Lawrence Eagleburger, secretário de Estado de George H.W. Bush e um dos mais proeminentes apoiantes de McCain, declarou ontem aos microfones da National Public Radio, num programa ironicamente destinado a promover a candidatura republicana, que Sarah Palin's não estava preparada para assumir a presidência no caso de algo acontecer a McCain. O excerto da entrevista em que Eagleburger fala de Palin pode ser escutado no final do post. As dúvidas de Eagleburger ecoam as de muitos outros conservadores, os obamacons cujo número cresce diariamente.
Muitos dos «dissidentes» citam especificamente a escolha de Sarah Palin para VP como a causa da assunção pública do voto em Obama. Anne Applebaum resume bem o que Palin significa num artigo na Slate: «I admire the man, but his party has been taken over by anti-intellectual extremists.»
Ou como escreve outro conservador, «Palin, of course, has done the Republicans no good whatever other than making the “base” even more strident and demonstrating to the electorate that the Republicans have become untrustworthy in the extreme. The rest of the world looks at the Republican candidate for VP and gasp at the ineptitude of such a choice by the Republican standard-bearer. It is events and thinking inside the box that will bring doom to the Republican Party.»
De facto, os que deram a nomeação republicana a McCain votaram no candidato mais avesso às «guerras culturais» que devastaram os EUA nos últimos anos, isto é, deram um claro sinal de que estavam fartos do basismo anti-intelectual do GOP. O facto de ter sido o fundamentalismo religioso anti-racional e agressivo que determinou a escolha de Palin para VP, foi um rude golpe nas esperanças de muitos republicanos, que as várias intervenções da senhora consolidaram.

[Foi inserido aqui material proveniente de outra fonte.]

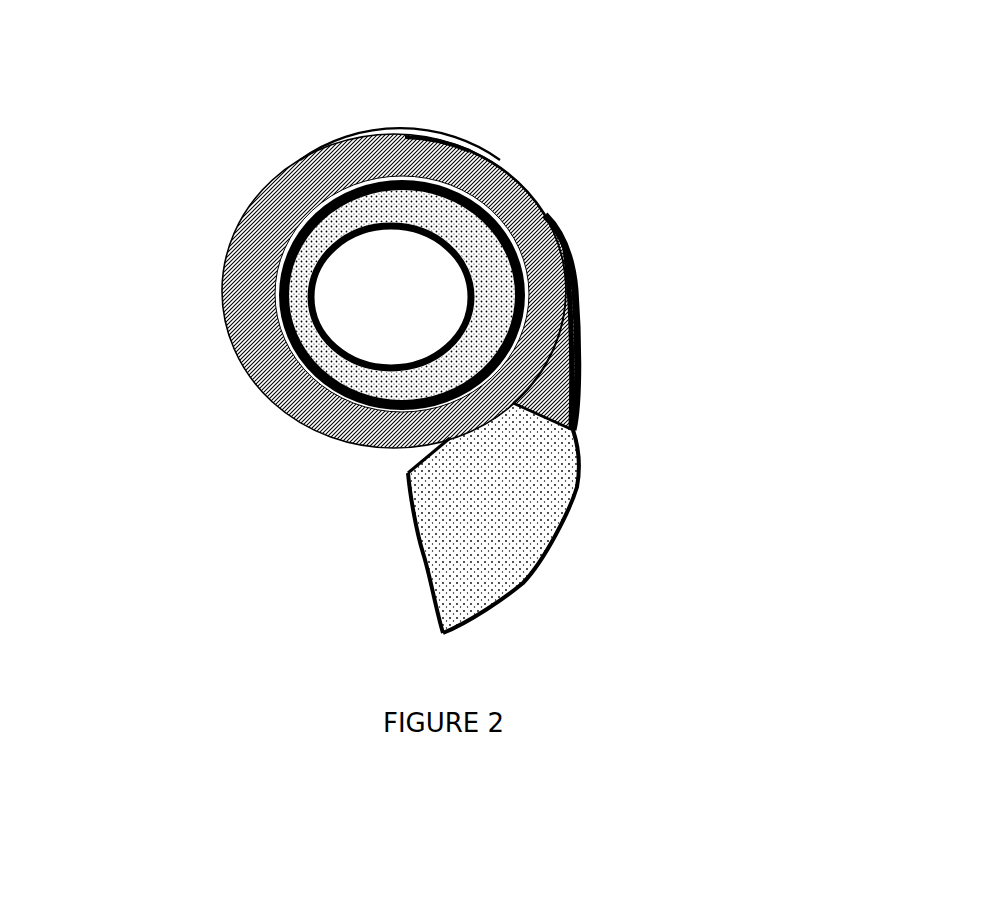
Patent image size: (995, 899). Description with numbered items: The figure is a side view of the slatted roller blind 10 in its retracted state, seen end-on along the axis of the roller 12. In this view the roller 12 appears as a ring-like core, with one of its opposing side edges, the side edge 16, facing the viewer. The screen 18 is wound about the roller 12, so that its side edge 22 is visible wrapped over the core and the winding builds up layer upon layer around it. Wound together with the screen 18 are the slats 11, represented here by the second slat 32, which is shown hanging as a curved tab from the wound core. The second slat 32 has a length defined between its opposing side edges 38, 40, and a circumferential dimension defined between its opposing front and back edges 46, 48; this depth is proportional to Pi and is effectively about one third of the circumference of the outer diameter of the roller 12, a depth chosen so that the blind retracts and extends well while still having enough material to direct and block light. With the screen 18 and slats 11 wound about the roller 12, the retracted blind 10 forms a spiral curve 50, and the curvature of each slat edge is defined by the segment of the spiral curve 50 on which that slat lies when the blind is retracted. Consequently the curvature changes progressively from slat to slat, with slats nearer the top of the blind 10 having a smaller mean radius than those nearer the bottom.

The slatted roller blind 10 is at (202, 692).
The slats 11 is at (205, 333).
The roller 12 is at (293, 172).
The side edge of the roller 16 is at (522, 190).
The screen 18 is at (563, 390).
The side edge of the screen 22 is at (572, 353).
The second slat 32 is at (450, 520).
The side edge of the second slat 38 is at (535, 588).
The side edge of the second slat 40 is at (423, 460).
The front edge of the second slat 46 is at (417, 572).
The back edge of the second slat 48 is at (572, 422).
The spiral curve 50 is at (483, 160).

O anti-intelectualismo não é um fenómeno novo, na realidade aparece periodicamente em todas as sociedades, normalmente associado a períodos conturbados na história, como ilustrado pela foto à esquerda, tirada em Berlim num dos períodos mais negros da história da Humanidade. Há mais exemplos que permitem constatar que os pontos altos do anti-intelectualismo correspondem normalmente a regimes totalitários ou pelo menos autoritários.
Por exemplo, na China, os intelectuais foram activamente perseguidos durante a Revolução Cultural. As universidades permaneceram fechadas por praticamente dez anos. Também o Khmer Rouge de Pol Pot considerava os intelectuais o expoente do mal e devotou-se à tarefa de assassinar todos os intelectuais cambojanos. De igual forma, a União Soviética promoveu a classe trabalhadora em relação aos inúteis intelectuais e, especialmente sob Estaline, devotou-se a perseguir e a enviar para Gulags sortidos todos os intelectuais que lucubravam sobre temas capitalistas, decadentes, burgueses ou mesmo fascistas como a genética, anátema na URSS até 1964.
É impossível dissociar o anti-intelectualismo da sua vertente política, o populismo. É fácil reconhecer o populismo no discurso político pela substituição de ideologias, significados, razões e outras coisas racionais por apelos aos sentimentos e emoções - algo mais «democrático» e, simultaneamente, mais difícil de questionar.
Orwell escreveu já há uns tempos que «descemos a um ponto tal que a reafirmação do óbvio é o primeiro dever dos homens inteligentes». Só podemos esperar que o «susto económico» (e os resultados destas eleições) sejam a reafirmação do óbvio que varra a onda populista e anti-intelectual que assola a política internacional.